Bordeaux

Profession précurseur

Par Frédéric Bonnet · Le Journal des Arts

Le 19 juin 2012 - 686 mots

Dix ans après la disparition de son auteur, l’œuvre de Michel Majerus apparaît toujours étrangement anticipative des développements de l’époque.

BORDEAUX - « Rien n’est permanent » (Nothing is permanent, 2000), affirme sans fioritures un tableau de Michel Majerus (1967-2002) inscrit dans le parcours que lui consacre cet été le CAPC Musée d’art contemporain de Bordeaux. L’événement mérite d’être salué, première exposition monographique consacrée dans l’hexagone à l’artiste luxembourgeois, prématurément disparu dans un accident d’avion à l’âge de 35 ans.

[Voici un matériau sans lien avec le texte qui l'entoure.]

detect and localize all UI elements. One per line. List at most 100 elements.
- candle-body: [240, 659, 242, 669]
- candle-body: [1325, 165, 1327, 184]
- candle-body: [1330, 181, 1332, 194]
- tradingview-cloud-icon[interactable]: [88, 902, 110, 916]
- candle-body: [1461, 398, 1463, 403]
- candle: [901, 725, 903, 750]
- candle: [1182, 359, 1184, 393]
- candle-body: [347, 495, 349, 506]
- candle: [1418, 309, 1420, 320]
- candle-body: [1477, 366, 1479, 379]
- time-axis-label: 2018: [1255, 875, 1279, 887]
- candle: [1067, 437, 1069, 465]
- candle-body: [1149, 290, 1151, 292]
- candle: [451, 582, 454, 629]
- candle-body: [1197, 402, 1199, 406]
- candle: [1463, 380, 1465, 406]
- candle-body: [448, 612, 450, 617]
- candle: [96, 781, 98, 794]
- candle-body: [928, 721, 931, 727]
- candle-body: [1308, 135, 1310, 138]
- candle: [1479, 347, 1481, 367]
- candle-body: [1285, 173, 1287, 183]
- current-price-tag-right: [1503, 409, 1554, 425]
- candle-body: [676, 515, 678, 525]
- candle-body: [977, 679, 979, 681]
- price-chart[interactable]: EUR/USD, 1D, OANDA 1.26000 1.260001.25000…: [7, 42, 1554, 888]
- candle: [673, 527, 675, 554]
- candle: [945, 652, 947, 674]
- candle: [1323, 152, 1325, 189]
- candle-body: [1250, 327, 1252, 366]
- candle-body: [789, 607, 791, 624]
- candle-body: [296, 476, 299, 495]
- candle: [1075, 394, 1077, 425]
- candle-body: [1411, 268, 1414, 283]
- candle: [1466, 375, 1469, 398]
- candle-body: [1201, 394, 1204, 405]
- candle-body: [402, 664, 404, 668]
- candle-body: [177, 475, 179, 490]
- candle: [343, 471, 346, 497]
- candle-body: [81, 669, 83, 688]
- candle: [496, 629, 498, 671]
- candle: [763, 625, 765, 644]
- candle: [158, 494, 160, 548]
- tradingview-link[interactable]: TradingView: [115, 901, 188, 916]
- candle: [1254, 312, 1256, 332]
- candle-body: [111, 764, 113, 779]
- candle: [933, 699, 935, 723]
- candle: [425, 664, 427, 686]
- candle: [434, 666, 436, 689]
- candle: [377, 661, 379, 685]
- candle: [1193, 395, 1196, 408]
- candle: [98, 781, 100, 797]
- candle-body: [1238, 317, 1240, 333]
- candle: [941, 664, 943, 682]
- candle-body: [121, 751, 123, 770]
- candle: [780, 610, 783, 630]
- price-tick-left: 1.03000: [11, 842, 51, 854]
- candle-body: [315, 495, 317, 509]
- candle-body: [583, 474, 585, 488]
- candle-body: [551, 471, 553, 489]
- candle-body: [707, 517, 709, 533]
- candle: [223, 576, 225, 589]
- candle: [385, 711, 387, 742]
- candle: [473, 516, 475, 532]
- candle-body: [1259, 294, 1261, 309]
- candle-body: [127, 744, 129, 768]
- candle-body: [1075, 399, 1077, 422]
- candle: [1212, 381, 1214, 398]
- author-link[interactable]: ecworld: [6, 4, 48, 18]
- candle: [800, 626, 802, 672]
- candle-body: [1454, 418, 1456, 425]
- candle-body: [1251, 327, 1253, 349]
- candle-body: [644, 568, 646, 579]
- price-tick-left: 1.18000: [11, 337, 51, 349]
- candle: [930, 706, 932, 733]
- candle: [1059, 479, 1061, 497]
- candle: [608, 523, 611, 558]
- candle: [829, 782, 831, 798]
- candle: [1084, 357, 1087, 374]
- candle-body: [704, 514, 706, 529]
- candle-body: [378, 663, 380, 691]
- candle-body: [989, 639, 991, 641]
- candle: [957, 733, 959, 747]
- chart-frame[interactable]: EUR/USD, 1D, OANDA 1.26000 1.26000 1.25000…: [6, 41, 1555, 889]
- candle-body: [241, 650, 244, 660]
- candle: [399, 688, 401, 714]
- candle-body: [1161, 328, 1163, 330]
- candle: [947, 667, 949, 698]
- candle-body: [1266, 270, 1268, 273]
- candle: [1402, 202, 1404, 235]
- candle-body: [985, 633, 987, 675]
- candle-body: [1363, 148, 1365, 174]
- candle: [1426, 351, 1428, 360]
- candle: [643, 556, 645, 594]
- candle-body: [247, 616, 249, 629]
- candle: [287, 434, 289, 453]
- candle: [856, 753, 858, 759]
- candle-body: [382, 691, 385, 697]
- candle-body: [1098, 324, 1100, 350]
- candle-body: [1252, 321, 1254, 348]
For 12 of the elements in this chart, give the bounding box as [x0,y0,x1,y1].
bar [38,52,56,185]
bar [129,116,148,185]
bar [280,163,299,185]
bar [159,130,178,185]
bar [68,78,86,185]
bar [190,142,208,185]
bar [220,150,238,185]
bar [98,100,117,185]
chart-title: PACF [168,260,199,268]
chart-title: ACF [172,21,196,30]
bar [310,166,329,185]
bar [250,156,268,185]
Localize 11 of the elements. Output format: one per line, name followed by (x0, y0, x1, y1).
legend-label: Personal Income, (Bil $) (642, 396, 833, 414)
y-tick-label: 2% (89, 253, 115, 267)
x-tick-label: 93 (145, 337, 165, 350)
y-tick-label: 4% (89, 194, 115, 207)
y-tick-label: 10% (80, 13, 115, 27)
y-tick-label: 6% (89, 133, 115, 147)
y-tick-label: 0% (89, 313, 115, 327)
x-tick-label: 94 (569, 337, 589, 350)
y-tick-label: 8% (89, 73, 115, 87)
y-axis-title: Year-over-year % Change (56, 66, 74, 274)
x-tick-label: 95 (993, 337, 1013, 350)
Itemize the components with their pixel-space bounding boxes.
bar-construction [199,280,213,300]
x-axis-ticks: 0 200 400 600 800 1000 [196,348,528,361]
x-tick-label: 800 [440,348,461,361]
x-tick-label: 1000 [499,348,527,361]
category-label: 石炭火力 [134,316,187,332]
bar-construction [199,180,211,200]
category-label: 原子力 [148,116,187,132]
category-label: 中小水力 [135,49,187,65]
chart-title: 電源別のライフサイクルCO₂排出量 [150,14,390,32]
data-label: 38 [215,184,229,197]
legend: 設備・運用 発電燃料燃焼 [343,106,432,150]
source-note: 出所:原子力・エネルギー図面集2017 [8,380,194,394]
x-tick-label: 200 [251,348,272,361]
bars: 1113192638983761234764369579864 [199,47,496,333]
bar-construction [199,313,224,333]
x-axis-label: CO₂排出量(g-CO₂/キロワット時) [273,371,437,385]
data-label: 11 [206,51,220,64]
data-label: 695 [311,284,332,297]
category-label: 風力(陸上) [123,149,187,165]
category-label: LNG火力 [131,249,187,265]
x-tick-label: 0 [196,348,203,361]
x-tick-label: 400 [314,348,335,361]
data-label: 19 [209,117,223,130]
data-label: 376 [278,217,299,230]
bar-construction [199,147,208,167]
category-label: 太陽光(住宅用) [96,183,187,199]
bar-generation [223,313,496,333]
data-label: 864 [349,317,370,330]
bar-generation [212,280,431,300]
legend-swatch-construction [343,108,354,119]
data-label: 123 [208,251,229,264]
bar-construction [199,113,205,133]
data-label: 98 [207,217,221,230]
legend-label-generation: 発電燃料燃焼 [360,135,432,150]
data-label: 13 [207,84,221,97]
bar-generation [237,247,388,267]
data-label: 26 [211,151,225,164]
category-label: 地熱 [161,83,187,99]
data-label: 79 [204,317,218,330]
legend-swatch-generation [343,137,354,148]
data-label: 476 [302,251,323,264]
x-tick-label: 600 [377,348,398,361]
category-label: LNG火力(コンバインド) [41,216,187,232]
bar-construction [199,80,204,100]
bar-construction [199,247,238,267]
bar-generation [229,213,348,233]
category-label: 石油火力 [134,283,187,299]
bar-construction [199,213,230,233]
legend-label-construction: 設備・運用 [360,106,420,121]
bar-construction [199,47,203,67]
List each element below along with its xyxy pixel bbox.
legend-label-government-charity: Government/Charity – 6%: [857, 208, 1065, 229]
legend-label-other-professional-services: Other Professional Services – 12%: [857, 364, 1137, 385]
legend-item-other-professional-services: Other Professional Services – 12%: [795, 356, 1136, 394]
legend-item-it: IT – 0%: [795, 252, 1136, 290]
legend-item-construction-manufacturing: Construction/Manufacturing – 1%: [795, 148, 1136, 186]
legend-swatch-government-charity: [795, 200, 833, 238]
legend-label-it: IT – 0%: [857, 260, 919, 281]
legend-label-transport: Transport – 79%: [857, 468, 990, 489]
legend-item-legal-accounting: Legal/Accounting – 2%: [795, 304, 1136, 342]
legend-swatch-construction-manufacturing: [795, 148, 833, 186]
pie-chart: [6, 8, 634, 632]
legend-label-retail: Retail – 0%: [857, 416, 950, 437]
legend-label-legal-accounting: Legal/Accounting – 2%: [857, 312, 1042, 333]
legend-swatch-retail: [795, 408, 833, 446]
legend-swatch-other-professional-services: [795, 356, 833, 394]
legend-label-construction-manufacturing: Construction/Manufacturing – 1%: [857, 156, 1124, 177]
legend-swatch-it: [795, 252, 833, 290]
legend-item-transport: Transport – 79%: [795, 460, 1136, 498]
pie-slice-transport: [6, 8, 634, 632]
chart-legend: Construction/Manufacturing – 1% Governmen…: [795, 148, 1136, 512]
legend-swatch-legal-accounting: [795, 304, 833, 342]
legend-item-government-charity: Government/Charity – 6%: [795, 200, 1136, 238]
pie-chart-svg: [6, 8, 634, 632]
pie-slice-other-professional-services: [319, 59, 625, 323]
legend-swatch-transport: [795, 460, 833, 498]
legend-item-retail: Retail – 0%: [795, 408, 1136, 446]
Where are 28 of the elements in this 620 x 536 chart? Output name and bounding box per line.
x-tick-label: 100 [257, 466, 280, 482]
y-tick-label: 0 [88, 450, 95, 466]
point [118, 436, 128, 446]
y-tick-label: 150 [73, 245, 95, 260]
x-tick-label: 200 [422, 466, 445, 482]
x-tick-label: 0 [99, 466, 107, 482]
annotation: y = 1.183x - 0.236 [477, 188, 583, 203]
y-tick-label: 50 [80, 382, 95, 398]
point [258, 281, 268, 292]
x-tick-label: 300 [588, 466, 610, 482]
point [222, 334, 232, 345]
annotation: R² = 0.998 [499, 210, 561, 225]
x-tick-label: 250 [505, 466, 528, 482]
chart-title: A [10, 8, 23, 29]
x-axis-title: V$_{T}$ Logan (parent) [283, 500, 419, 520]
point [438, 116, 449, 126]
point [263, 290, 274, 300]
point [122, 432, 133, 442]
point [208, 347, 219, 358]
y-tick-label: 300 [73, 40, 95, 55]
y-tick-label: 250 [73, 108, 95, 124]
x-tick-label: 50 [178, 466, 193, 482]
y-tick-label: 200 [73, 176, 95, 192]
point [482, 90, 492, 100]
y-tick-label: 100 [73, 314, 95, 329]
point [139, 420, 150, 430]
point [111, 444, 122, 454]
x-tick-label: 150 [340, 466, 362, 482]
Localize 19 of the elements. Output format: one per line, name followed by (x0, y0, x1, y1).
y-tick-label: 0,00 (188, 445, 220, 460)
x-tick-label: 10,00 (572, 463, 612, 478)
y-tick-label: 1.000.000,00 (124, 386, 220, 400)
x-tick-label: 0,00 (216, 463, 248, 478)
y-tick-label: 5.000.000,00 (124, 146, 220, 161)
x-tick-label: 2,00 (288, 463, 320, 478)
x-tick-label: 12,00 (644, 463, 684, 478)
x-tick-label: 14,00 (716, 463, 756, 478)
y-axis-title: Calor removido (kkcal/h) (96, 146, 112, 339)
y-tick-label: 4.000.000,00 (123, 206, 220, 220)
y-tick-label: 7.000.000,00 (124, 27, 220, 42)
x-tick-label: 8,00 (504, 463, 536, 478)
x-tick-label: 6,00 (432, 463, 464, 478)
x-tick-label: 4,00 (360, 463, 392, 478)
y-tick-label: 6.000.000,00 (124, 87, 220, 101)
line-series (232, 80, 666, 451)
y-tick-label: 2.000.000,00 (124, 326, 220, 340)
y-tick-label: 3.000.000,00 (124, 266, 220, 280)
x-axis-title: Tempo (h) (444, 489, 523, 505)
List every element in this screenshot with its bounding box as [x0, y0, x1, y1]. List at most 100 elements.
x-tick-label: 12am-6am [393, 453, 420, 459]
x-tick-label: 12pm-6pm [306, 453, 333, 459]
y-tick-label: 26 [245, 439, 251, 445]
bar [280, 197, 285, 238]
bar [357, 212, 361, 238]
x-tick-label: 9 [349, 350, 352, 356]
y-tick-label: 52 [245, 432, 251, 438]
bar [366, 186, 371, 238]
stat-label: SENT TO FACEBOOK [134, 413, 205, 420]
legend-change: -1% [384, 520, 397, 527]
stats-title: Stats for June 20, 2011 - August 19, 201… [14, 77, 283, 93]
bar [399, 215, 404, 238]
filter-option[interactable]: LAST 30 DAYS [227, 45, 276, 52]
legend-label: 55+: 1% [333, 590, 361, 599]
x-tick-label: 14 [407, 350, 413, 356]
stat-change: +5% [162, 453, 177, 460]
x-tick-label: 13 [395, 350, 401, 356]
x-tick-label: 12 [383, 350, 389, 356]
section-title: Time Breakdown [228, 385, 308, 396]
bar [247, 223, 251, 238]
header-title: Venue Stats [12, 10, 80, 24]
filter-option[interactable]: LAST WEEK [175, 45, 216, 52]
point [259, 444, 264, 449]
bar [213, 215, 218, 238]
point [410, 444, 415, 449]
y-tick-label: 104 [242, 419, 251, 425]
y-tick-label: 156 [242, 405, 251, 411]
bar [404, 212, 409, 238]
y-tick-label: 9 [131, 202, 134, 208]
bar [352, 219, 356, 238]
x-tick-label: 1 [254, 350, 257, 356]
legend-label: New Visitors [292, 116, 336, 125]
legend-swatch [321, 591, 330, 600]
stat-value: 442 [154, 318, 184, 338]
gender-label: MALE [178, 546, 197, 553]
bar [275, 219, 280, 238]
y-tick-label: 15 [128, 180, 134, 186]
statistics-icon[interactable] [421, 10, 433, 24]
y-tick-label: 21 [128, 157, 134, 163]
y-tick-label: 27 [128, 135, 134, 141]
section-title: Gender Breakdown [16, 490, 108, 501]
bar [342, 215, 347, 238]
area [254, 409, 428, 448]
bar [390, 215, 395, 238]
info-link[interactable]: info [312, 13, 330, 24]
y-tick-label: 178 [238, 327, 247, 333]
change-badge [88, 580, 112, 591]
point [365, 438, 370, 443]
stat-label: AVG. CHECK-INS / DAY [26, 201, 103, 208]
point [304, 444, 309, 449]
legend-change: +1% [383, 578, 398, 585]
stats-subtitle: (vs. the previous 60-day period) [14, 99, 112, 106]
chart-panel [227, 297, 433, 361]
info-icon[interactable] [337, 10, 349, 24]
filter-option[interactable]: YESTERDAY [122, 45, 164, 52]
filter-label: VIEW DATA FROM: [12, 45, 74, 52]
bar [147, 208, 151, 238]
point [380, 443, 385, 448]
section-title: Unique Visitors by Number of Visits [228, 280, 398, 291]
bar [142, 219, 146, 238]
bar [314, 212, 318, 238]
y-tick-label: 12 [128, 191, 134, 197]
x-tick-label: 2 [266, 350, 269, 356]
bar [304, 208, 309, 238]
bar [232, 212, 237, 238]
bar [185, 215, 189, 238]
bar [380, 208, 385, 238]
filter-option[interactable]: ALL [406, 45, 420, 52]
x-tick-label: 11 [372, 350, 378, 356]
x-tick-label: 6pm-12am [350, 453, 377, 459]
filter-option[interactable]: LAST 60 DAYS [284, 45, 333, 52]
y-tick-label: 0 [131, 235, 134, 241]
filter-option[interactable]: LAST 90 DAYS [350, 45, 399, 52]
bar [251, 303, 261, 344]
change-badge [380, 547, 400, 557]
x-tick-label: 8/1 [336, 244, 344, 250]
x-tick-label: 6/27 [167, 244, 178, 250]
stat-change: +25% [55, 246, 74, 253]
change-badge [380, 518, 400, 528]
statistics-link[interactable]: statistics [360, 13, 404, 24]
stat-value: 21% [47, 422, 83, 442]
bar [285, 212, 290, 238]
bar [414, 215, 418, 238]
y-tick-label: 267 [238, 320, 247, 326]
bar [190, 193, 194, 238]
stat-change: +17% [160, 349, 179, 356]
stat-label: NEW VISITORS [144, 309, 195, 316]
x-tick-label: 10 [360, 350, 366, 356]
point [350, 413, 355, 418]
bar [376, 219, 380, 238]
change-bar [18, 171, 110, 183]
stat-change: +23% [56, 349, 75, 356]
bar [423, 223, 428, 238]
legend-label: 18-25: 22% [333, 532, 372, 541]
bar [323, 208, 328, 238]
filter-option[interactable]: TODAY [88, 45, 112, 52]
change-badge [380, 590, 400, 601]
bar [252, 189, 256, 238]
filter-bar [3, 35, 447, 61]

Aussi fulgurante – une petite dizaine d’années – que sa production fut pléthorique  avec quelque 1 500 œuvres référencées, sa carrière fut marquée par un acte de naissance en forme de coup d’éclat révélateur, lorsqu’en 1992 lui-même et des comparses, arborant des masques de chiens, circulent dans l’installation de Joseph Kosuth, son ancien professeur, lors de l’inauguration de la Documenta IX à Kassel ; manière s’il en est de réinterroger l’autorité. Or, ces questionnements de l’autorité et de l’impermanence des choses sont précisément centraux dans une œuvre synthétisant habilement toutes les problématiques de son époque, au point d’afficher aujourd’hui un profil très anticipateur des développements du monde… pas seulement artistique.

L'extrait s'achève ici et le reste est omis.